- 200
Andy Warhol
Description
- Andy Warhol
- Jackie
acrylic and silkscreen ink on canvas
- 50.8 by 40.6cm.; 20 by 16in.
- Executed in 1964.
Provenance
Marianne and Pierre Nahon, Vence
Acquired directly from the above by the present owner in 1997
Exhibited
Vence, Galerie Beaubourg, Potraits de Femmes, 1994, p. 66, illustrated
Literature
Manuel Jover, 'Le voleur d'images', Paris: Beaux Arts Hors Série, Paris 1990, p. 10, illustrated (reversed)
Georg Frei & Neil Printz, Eds., The Andy Warhol Catalogue Raisonné, Vol. 2A, Paintings and Sculptures 1964-1969, New York 2004, p. 186, no. 1099, illustrated in colour
Condition
"In response to your inquiry, we are pleased to provide you with a general report of the condition of the property described above. Since we are not professional conservators or restorers, we urge you to consult with a restorer or conservator of your choice who will be better able to provide a detailed, professional report. Prospective buyers should inspect each lot to satisfy themselves as to condition and must understand that any statement made by Sotheby's is merely a subjective, qualified opinion. Prospective buyers should also refer to any Important Notices regarding this sale, which are printed in the Sale Catalogue.
NOTWITHSTANDING THIS REPORT OR ANY DISCUSSIONS CONCERNING A LOT, ALL LOTS ARE OFFERED AND SOLD AS IS" IN ACCORDANCE WITH THE CONDITIONS OF BUSINESS PRINTED IN THE SALE CATALOGUE."
Catalogue Note
Shrouded in a veil of black ink, her features defined by dramatic shards of light and shadow, Jackie is captured serene and tragically beautiful at her husband's funeral. Character and humanity lie in the imperfections of the screen, where the inky printing marks, cropped image and soft focus give texture and historical authenticity to this iconic image. The monochrome palette echoes the visual language of the newspaper, the television screen and the documentary photograph, allowing Warhol to transcend the emotive border between private grief and the shared experience of public history.

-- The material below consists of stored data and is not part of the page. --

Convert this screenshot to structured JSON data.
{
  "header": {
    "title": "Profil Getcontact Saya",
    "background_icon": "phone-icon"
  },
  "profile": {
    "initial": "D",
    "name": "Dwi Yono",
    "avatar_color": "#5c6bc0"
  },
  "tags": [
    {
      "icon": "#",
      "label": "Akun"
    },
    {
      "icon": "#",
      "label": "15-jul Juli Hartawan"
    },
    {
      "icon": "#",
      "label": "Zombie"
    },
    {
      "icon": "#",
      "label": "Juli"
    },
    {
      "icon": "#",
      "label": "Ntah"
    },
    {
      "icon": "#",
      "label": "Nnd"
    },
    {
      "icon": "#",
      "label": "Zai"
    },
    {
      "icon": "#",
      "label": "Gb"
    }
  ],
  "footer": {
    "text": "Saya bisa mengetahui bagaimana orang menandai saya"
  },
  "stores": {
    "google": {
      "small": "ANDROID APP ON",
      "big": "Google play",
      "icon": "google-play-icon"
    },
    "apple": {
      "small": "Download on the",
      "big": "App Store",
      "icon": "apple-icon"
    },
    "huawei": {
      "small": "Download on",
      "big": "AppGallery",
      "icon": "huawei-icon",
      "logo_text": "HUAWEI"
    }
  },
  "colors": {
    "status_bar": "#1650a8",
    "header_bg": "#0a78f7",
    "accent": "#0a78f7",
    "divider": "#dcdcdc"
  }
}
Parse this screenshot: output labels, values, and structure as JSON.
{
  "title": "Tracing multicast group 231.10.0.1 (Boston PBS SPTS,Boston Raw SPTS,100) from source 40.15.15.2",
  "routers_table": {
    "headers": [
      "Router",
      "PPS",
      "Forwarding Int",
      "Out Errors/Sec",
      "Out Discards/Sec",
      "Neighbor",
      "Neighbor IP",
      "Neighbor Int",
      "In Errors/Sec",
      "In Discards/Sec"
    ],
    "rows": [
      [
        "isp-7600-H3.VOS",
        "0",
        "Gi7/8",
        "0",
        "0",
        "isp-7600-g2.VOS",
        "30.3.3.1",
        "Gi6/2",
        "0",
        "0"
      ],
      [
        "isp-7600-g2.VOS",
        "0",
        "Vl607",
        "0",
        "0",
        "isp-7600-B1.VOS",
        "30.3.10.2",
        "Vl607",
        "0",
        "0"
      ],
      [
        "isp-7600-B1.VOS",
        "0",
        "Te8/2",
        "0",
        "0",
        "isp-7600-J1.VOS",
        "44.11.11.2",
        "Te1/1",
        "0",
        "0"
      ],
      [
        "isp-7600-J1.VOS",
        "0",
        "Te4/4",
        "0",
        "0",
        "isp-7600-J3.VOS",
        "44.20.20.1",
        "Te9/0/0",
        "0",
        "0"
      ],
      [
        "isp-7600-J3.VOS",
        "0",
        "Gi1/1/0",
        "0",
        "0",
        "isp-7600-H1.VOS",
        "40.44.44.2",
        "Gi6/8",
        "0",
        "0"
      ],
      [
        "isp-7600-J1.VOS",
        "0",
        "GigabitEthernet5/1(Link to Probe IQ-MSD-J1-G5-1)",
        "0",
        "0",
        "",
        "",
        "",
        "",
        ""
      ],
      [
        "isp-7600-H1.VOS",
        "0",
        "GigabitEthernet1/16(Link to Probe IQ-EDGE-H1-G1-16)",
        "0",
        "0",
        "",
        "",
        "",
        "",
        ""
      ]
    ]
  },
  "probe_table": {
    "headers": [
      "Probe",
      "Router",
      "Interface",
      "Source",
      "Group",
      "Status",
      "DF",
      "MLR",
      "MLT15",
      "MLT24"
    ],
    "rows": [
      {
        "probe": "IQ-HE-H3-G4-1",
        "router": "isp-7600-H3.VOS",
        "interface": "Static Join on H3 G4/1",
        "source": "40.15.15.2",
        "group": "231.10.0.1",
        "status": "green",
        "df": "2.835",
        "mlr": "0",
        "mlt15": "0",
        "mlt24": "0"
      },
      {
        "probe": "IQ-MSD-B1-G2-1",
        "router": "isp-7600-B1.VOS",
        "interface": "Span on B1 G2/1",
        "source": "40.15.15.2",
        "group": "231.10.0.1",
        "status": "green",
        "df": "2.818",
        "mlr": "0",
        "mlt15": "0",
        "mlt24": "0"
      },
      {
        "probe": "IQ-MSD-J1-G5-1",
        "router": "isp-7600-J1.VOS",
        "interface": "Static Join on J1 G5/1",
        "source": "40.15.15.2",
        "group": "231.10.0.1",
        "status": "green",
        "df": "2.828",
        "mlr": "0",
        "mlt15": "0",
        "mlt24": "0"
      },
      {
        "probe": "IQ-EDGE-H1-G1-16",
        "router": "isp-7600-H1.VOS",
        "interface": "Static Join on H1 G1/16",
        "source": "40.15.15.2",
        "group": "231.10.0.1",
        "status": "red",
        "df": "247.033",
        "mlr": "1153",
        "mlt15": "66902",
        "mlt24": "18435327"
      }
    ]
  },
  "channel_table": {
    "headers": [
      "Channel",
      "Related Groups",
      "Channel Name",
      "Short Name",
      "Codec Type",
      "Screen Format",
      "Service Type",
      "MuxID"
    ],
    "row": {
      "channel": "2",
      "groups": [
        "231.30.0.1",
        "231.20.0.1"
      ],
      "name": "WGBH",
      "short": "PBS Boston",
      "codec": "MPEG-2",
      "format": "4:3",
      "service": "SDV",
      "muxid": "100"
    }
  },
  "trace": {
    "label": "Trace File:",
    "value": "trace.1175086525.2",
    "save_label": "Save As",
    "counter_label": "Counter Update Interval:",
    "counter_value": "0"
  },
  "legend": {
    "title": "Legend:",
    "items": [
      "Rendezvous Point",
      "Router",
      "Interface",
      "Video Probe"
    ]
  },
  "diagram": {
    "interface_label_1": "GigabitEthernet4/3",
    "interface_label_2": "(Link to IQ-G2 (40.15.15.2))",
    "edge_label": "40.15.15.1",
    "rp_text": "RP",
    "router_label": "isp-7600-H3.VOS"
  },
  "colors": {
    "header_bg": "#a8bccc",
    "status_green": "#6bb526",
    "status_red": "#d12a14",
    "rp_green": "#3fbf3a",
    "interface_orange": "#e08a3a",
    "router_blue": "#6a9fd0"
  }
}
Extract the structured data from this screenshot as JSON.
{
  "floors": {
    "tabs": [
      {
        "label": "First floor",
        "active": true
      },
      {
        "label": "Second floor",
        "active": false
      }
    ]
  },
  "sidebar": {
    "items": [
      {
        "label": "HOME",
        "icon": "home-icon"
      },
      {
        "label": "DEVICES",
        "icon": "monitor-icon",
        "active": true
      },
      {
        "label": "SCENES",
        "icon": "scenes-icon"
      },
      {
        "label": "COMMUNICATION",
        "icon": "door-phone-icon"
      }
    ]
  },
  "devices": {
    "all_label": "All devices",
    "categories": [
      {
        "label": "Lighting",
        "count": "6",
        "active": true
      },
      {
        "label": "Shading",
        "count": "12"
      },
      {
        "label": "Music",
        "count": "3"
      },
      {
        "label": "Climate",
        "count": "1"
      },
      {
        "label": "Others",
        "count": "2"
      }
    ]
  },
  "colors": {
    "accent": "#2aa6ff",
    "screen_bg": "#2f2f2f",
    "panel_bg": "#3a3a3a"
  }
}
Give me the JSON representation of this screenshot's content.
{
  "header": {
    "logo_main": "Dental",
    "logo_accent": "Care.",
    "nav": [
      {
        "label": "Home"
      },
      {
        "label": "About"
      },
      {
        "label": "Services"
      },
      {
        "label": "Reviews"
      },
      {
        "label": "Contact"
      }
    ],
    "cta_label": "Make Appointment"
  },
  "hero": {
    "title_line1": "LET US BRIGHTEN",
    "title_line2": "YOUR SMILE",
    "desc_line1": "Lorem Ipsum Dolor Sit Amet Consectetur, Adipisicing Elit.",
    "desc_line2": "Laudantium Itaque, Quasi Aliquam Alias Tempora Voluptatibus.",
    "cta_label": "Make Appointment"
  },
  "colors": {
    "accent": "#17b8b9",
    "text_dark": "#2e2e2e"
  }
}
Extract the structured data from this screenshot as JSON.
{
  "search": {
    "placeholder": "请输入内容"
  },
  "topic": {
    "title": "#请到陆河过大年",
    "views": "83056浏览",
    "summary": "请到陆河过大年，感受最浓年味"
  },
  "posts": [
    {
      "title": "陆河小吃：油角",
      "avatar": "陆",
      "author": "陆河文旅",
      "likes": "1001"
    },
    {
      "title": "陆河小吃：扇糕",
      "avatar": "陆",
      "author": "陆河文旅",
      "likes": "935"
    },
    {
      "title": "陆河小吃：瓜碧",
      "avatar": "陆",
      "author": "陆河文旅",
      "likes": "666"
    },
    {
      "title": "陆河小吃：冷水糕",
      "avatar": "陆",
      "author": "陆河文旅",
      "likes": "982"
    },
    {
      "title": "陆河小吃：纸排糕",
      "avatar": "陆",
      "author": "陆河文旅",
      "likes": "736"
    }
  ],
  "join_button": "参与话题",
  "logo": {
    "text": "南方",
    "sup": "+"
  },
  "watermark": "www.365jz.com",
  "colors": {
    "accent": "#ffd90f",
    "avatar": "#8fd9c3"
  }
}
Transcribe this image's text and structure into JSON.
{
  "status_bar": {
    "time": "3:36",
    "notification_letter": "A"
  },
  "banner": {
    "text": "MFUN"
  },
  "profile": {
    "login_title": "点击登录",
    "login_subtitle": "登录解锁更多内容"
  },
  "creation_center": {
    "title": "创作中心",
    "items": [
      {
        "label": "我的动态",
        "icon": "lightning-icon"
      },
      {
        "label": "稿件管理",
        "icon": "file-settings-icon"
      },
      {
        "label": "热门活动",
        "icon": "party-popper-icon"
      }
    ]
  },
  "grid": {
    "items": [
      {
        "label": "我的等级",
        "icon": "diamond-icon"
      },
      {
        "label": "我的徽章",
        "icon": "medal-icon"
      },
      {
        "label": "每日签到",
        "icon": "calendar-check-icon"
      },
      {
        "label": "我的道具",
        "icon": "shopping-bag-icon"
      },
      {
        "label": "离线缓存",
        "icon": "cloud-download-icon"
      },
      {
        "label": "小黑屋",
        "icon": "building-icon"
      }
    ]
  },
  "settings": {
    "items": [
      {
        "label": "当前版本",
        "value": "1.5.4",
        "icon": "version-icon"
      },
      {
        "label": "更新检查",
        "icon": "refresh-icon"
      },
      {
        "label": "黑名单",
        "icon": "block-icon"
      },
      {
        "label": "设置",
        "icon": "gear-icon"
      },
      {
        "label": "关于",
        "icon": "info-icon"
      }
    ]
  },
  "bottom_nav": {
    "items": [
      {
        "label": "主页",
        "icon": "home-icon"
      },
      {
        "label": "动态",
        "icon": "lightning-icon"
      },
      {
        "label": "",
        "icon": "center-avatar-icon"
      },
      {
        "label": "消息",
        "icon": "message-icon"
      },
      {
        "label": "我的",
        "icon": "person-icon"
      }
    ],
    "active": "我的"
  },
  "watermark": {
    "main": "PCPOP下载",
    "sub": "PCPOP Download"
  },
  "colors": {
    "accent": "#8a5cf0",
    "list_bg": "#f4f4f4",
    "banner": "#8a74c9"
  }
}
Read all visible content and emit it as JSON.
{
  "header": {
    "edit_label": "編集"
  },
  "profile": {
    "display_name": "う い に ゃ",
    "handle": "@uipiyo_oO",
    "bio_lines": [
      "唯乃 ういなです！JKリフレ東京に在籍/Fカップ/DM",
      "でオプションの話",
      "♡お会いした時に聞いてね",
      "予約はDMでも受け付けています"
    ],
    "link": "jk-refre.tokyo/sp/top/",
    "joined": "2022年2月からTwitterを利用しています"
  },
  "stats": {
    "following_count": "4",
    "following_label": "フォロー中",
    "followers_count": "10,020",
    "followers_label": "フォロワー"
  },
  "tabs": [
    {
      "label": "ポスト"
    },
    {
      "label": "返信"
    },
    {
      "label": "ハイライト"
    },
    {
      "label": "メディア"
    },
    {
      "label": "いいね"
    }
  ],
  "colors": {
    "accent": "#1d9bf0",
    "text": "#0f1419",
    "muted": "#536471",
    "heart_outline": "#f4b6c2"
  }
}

President John F. Kennedy was assassinated in Dallas on the 22 November 1963. Two days later his burial took place at the Arlington National Cemetery, near Washington D.C. While the route of the cortege was lined with 800,000 mourners, broadcasting agencies and news editors assembled their valedictory testimonials to a hero. As an entire population sank into the shared psychosis of bereavement, the media's carefully choreographed narration precipitated one of the most prodigious critiques of mass communication ever conceived.
Warhol followed the unfolding events on television and decided soon afterwards to create a series of paintings based around the assassination. He spent weeks scouring press photographs, choosing the figure of Jackie Kennedy as the main focus for the series. Of the reams of images published in the national press, Warhol eventually selected eight portraits of Jackie, cropping each to about three and a half by three inches. They were cut from photographs showing the arrival of the Kennedys in Dallas, Lyndon B. Johnson's swearing-in as President on board Air Force One after the assassination, and scenes from J.F.K.'s funeral. Warhol ordered a screen for the eight photographs together, in which each image was enlarged to twenty by sixteen inches, so that the entire mechanical was eighty inches high. There was also a second mechanical of the layout in reverse and the screen manufacturer was directed, "Please make like in line very black and white". This saturation of inks achieved the highest tonal contrast, embodying the unequivocal black and white absolutism of global fame.
Through the process of selection, manipulation and repetition of his chosen images, Warhol moved further and further away from the actual event of Kennedy's assassination and the episodes that followed. The resulting Jackies form a more generalised study of human emotion: happiness, grief and final dignity. Confronted with the intoxicating synthesis of celebrity and death, Warhol sanitized the zeitgeist through his screens of replicated then multiplied images, undermining the manipulative power of mass media. Robert Pincus-Witten compared Warhol's artistic process as akin to a religious rite, a 'Mass of repetition, monotonously intoned, unto the heavenly measurelessness inherent to the grid and/or serial format - the same image over and over again, stretching away to infinity" (Robert Pincus-Witten, Women of Warhol: Marilyn, Liz and Jackie, New York 2000, n.p.).
For Warhol, the genre of portraiture became a form of biography. The distilled emotions of America's first lady are enshrined on canvas in an image which captures the private side of a very public event. Captured in the stark monochrome of black and white, here Jackie is immortalized as a timeless and tragic heroine, whose very image recalls one of the twentieth century's defining moments.